We then went a few climbs to the left to 3 AM Crack. It again had some pretty big hands at the top – so big I couldn’t even get a fist! But it was pretty fun to compare my lap to the boy’s because where he had trouble with the crack I cruised, and vice versa. Funny since his hands don’t really seem that much bigger than mine, but the certainly are when it comes to jamming! We were pretty worked by this point and opted to work on a new technique for cleaning anchors that doesn’t require me to untie from the rope (holy hell, I’m so glad I learned this!) and practiced placing gear before heading back to camp.

3 AM Crack butt shot.

Day 6: This was to be our desert tower day. Danika thought Sunflower Tower on the Bridger Jacks would be a good option for us, but the idea of climbing a hard multi-pitch route on Day 6 was not sounding like fun. So, I proposed a trip to the South Six Shooter, which both Danika & the boy were also keen on. It is a much “easier” route although it involves a lot more walking. I wanted us to end the trip on a good note, not a frustrating one!

Danika’s truck saved us hours of walking this creek bed!

Danika’s truck was able to drive super far into the approach, literally saving us hours of walking up the dusty creek bed. We then hiked up the plateau, and then the cone to the three pitch climb, which we took a funky variation on the second pitch, having to completely step over the void to a separate pillar (which really didn’t have any hands or feet). I convinced my shoes to get extra sticky for the move, and they wisely complied. The top out on the climb involves a full-on pull-up after having done a belly mantle, so it isn’t necessarily the most graceful. But, it is fun to be on top of a desert tower.
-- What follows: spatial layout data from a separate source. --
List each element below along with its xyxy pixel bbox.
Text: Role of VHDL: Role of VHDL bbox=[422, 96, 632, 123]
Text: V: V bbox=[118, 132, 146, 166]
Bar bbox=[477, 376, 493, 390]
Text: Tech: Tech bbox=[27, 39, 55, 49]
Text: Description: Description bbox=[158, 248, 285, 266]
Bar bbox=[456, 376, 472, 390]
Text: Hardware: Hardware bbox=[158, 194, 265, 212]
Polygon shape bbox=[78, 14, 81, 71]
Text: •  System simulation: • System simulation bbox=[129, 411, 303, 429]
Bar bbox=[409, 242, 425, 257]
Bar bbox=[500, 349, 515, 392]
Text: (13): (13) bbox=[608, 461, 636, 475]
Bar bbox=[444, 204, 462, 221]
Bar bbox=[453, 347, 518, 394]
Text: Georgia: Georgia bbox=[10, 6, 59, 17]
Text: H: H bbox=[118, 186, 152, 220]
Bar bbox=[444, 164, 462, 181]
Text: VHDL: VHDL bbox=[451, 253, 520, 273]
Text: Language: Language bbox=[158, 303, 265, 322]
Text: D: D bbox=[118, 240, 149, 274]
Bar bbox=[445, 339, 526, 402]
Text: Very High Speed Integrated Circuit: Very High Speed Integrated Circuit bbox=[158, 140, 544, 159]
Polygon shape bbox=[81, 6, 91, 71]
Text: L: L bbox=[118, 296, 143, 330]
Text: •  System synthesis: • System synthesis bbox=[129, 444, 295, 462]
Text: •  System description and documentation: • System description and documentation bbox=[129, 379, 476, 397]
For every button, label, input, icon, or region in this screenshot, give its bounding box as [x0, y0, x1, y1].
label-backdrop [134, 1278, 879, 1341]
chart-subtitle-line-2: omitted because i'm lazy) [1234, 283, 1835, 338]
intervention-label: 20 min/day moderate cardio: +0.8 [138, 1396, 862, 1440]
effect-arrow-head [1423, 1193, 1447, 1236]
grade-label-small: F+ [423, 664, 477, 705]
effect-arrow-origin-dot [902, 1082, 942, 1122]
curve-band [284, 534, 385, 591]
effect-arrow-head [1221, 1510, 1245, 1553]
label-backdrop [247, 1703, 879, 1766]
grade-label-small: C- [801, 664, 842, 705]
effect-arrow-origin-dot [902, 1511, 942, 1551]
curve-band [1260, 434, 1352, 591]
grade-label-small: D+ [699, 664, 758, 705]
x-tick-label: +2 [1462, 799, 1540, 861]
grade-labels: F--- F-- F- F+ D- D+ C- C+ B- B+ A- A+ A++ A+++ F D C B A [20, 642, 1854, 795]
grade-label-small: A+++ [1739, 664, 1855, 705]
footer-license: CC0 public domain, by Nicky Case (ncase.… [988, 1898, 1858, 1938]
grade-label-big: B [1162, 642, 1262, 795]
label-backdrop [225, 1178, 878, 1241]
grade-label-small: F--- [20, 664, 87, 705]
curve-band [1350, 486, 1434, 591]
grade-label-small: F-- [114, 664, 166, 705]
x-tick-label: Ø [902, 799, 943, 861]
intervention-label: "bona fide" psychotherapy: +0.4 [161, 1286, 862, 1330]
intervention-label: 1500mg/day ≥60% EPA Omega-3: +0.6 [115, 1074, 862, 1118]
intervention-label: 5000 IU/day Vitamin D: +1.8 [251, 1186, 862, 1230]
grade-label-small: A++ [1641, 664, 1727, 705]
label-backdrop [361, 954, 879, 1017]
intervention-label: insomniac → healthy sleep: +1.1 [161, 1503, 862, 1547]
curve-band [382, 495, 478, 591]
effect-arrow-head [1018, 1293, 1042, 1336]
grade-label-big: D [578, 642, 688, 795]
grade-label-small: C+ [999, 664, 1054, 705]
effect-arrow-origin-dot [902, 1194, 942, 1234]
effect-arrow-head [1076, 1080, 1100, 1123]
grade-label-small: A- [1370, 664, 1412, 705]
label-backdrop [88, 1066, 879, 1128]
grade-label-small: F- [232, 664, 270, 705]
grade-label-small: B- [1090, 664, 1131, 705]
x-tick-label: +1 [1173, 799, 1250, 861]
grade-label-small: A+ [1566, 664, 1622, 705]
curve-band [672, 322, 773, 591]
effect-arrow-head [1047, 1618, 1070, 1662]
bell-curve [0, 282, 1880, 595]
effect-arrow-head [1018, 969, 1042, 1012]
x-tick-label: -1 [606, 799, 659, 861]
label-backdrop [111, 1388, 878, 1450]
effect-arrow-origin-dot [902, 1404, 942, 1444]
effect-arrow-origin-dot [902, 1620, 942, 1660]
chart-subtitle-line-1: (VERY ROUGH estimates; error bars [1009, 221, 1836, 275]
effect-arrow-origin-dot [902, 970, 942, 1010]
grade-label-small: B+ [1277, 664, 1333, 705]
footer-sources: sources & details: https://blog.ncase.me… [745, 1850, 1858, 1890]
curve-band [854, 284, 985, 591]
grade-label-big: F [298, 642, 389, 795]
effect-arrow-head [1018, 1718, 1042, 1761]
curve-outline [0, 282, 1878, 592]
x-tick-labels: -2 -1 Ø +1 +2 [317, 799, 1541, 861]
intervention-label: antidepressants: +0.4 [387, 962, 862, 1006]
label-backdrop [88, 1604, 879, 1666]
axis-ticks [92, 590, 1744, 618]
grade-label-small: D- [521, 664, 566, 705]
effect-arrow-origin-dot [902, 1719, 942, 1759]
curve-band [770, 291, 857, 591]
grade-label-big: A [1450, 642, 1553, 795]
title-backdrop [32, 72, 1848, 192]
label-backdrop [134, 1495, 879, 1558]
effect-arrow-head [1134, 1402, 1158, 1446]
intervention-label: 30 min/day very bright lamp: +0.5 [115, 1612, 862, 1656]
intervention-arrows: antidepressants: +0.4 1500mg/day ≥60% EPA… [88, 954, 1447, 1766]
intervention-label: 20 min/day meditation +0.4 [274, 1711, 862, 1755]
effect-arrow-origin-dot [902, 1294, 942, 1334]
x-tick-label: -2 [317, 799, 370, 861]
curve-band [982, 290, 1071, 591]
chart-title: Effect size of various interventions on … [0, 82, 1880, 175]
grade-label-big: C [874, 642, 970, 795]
Hrmmmm, how do I want to step from this to that when there are no hands or feet per se…

OMFG I am doing it.

So funny how our time climbing in the Bugaboos has made us so ‘relaxed’ towards exposure now!

We were glad to have done the South Six Shooter and end the trip on such a high note. I know the boy is anxious to get back to the Creek in the spring. I really love that the people in the Creek aren’t all douchey like they seem to be at so many other climbing areas. Everyone we hung out with during the trip was super cool and just out to have a good time (except for this one girl who was the epitome of MISERABLE! It was too funny. She just hid behind her sun glasses and hat cried and complained about how she wanted to go back to the front range and go sport climbing on credit card crimpers. Apparently she isn’t used to hang dogging and was getting spanked trying to follow the lines her boyfriend was putting up. It was maybe even funnier that he was pretty much ignoring her, and wouldn’t lower her until she really through a fit and then promised he’d get her tacos if she would stay longer. I am pretty sure they left.). But everyone else was again, super nice and helpful. They loan and retrieve gear for other people and share lines (for the most part).

There is no doubt that it is physically tough to climb in the Creek! I am taking a “recovery” week from rowing to all my flared up old injuries calm the F down. I’m really hoping that by next week I am back to my old self, because I have some training to do! Ice season is just a few weeks away!!! Oh and my Level 1 CrossFit cert is this weekend. Lots going on!!!

I tried really hard to get these pants to stand up on their own for a photo, but I guess they were not yet *that* dirty. They are pretty grubby though. Six days of straight wear in the desert will do that (and I LOVE IT!)